‘Mahur Beste’ İtalya’da!
Necdet Adabağ, TEDA atölye çalışmalarına İtalyan moderatör olarak Prof. Gianpiero Berlingeri’yi çağırır ve Türk-İtalyan çevirmenler bir hafta boyunca çeviri metinler üzerinde birebir görüş alış-verişinde bulunur ve çeviriyle ilgili değerlendirmeler yapar. Çevrilmesi için önce Tanpınar’ın Beş Şehir adlı yapıtını düşünürler ama yazarın daha önce İtalya’da yayımlanmış olan yapıtlarıyla özdeşliği göz önünde tutularak Mahur Beste’de karar kılarlar. Yeniyle eskiyi karşı karşıya getiren, geçmişe bir özlem olduğu kadar yeniye bir merakın öne çıktığını vurgulayan ve Osmanlı’nın çöküşünü anlatan Mahur Beste böylece adı değiştirilmeden (Lunargento, 2022) Necdet Adabağ ve Prof. Gianpiero Berlingeri’nin kaleminden İtalyancaya çevrilir.
Her şeyin bir başlangıcı vardır. Başlamak önemli, arkası gelir. Yani kitap çevirmek gibi. Çevirmenliği meslek edinmiş olanlar var, bir de başka meslekten olup çeviri uğraşına heves edenler. Örneğin, akademisyenler.
Çevirinin pek de bilimsel sayılmadığı akademik ortamlarda seve seve kitap çeviren çok akademisyen var. Ben bu kişileri övgüyle karşılıyorum. Çevirinin edebiyata ve çok okuma alışkanlığına derinliğine bir katkısının olduğu inancını taşıyorum.
Bu bağlamda ilk çeviri deneyimini tersinden yapanlar da var, yani kendi dilinden başka bir dile çevirmek gibi daha zoru seçenler. Oysa bir yabancı dilden kendi diline çevirmek görece daha kolaydır.
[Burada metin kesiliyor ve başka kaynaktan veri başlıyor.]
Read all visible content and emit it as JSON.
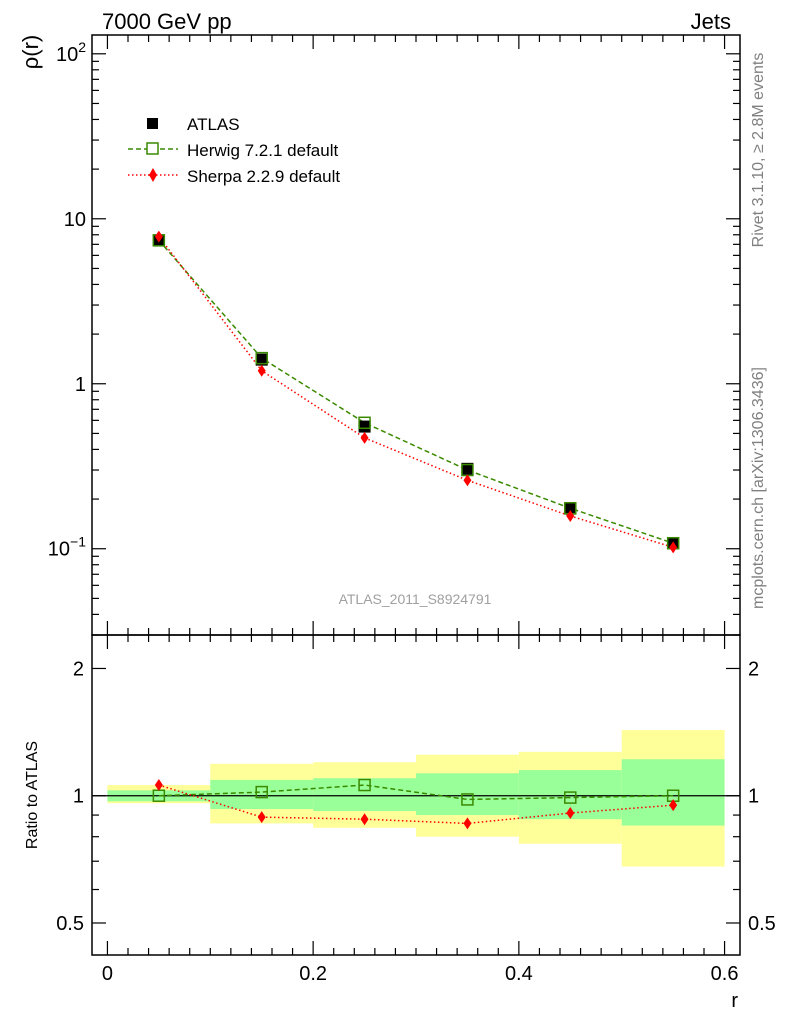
{
  "header": {
    "left": "7000 GeV pp",
    "right": "Jets"
  },
  "side": {
    "rivet": "Rivet 3.1.10, ≥ 2.8M events",
    "mcplots": "mcplots.cern.ch [arXiv:1306.3436]"
  },
  "watermark": "ATLAS_2011_S8924791",
  "colors": {
    "herwig": "#3a8a00",
    "sherpa": "#ff0000",
    "data": "#000000",
    "band_inner": "#99ff99",
    "band_outer": "#ffff99"
  },
  "chart_data": [
    {
      "type": "scatter",
      "ylabel": "ρ(r)",
      "yscale": "log",
      "ylim": [
        0.03,
        130
      ],
      "xlim": [
        -0.015,
        0.615
      ],
      "y_ticks": [
        {
          "v": 100,
          "base": "10",
          "exp": "2"
        },
        {
          "v": 10,
          "base": "10",
          "exp": ""
        },
        {
          "v": 1,
          "base": "1",
          "exp": ""
        },
        {
          "v": 0.1,
          "base": "10",
          "exp": "−1"
        }
      ],
      "legend": {
        "placement": "top-left",
        "entries": [
          "ATLAS",
          "Herwig 7.2.1 default",
          "Sherpa 2.2.9 default"
        ]
      },
      "x": [
        0.05,
        0.15,
        0.25,
        0.35,
        0.45,
        0.55
      ],
      "series": [
        {
          "name": "ATLAS",
          "marker": "filled-square",
          "values": [
            7.4,
            1.4,
            0.55,
            0.305,
            0.175,
            0.108
          ]
        },
        {
          "name": "Herwig 7.2.1 default",
          "marker": "open-square",
          "line": "dashed",
          "values": [
            7.4,
            1.43,
            0.58,
            0.3,
            0.176,
            0.108
          ]
        },
        {
          "name": "Sherpa 2.2.9 default",
          "marker": "diamond",
          "line": "dotted",
          "values": [
            7.8,
            1.2,
            0.47,
            0.26,
            0.158,
            0.102
          ]
        }
      ]
    },
    {
      "type": "line",
      "ylabel": "Ratio to ATLAS",
      "xlabel": "r",
      "yscale": "log",
      "ylim": [
        0.42,
        2.4
      ],
      "xlim": [
        -0.015,
        0.615
      ],
      "x_ticks": [
        "0",
        "0.2",
        "0.4",
        "0.6"
      ],
      "x_tick_values": [
        0,
        0.2,
        0.4,
        0.6
      ],
      "y_ticks": [
        "0.5",
        "1",
        "2"
      ],
      "y_tick_values": [
        0.5,
        1,
        2
      ],
      "bins": [
        [
          0,
          0.1
        ],
        [
          0.1,
          0.2
        ],
        [
          0.2,
          0.3
        ],
        [
          0.3,
          0.4
        ],
        [
          0.4,
          0.5
        ],
        [
          0.5,
          0.6
        ]
      ],
      "band_inner": [
        [
          0.97,
          1.03
        ],
        [
          0.93,
          1.09
        ],
        [
          0.92,
          1.1
        ],
        [
          0.9,
          1.13
        ],
        [
          0.88,
          1.15
        ],
        [
          0.85,
          1.22
        ]
      ],
      "band_outer": [
        [
          0.96,
          1.06
        ],
        [
          0.86,
          1.19
        ],
        [
          0.84,
          1.2
        ],
        [
          0.8,
          1.25
        ],
        [
          0.77,
          1.27
        ],
        [
          0.68,
          1.43
        ]
      ],
      "x": [
        0.05,
        0.15,
        0.25,
        0.35,
        0.45,
        0.55
      ],
      "series": [
        {
          "name": "Herwig 7.2.1 default",
          "values": [
            1.0,
            1.02,
            1.06,
            0.98,
            0.99,
            1.0
          ]
        },
        {
          "name": "Sherpa 2.2.9 default",
          "values": [
            1.06,
            0.89,
            0.88,
            0.86,
            0.91,
            0.95
          ]
        }
      ]
    }
  ]
}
Ancak kendi dilinizden yaşadığınız yabancı bir ülkenin diline çeviri yapmak, uzaktan uzağa o çeviri denemesine kalkışmaktan daha az zorlayıcıdır. O ülkenin gerçeğinin içinde gece gündüz yaşamak, kafanızda sürekli yoğurduğunuz, sizi zora sokan bir anlatımın hiç beklemediğiniz bir anda karşılığını bulmanıza yardımcı olabilir.
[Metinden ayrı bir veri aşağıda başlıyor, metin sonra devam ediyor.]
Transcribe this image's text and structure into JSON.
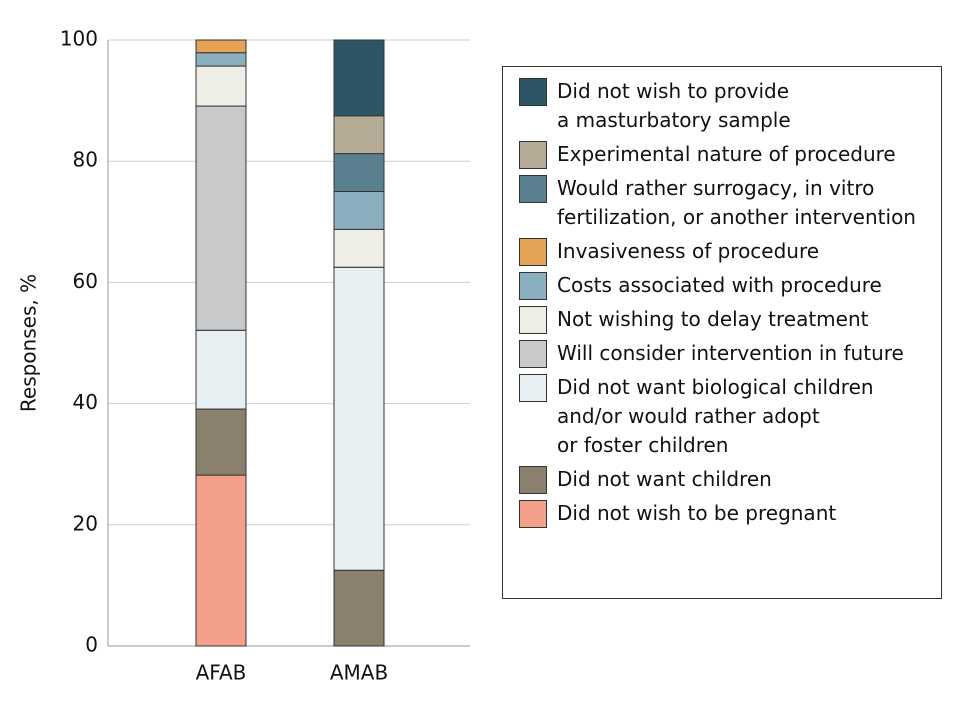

CAHİT SITKI TARANCI’NIN ‘OTUZBEŞ YAŞ’ ÇEVİRİSİ
Cahit Sıtkı Tarancı’nın Trentacinque anni (Otuzbeş Yaş / Orizzonti letterari, 1971) İtalyancaya çevrilme hikâyesi böyle olmuştur.
1970’li yıllardı. O zamanlar İtalya yalnız Nâzım Hikmet’i biliyordu. Umut kırıcı bu olumsuz ortama karşın yılmadan çeviri uğraşını sürdüren kişilerden biri de Necdet Adabağ’dı.
İtalyancadan Türkçeye çevirilerinin yanı sıra olanaksızlıklara karşın Türkçeden İtalyancaya çevirilerini sürdürdü; İtalyan Dili ve Edebiyatı Anabilim Dalı öğretim üyeleriyle birlikte Antologia della poesia turca contemporanea’yı (Çağdaş Türk Şiiri Seçkisi / (Manni Editore, 2006) İtalya’da yayımlattı.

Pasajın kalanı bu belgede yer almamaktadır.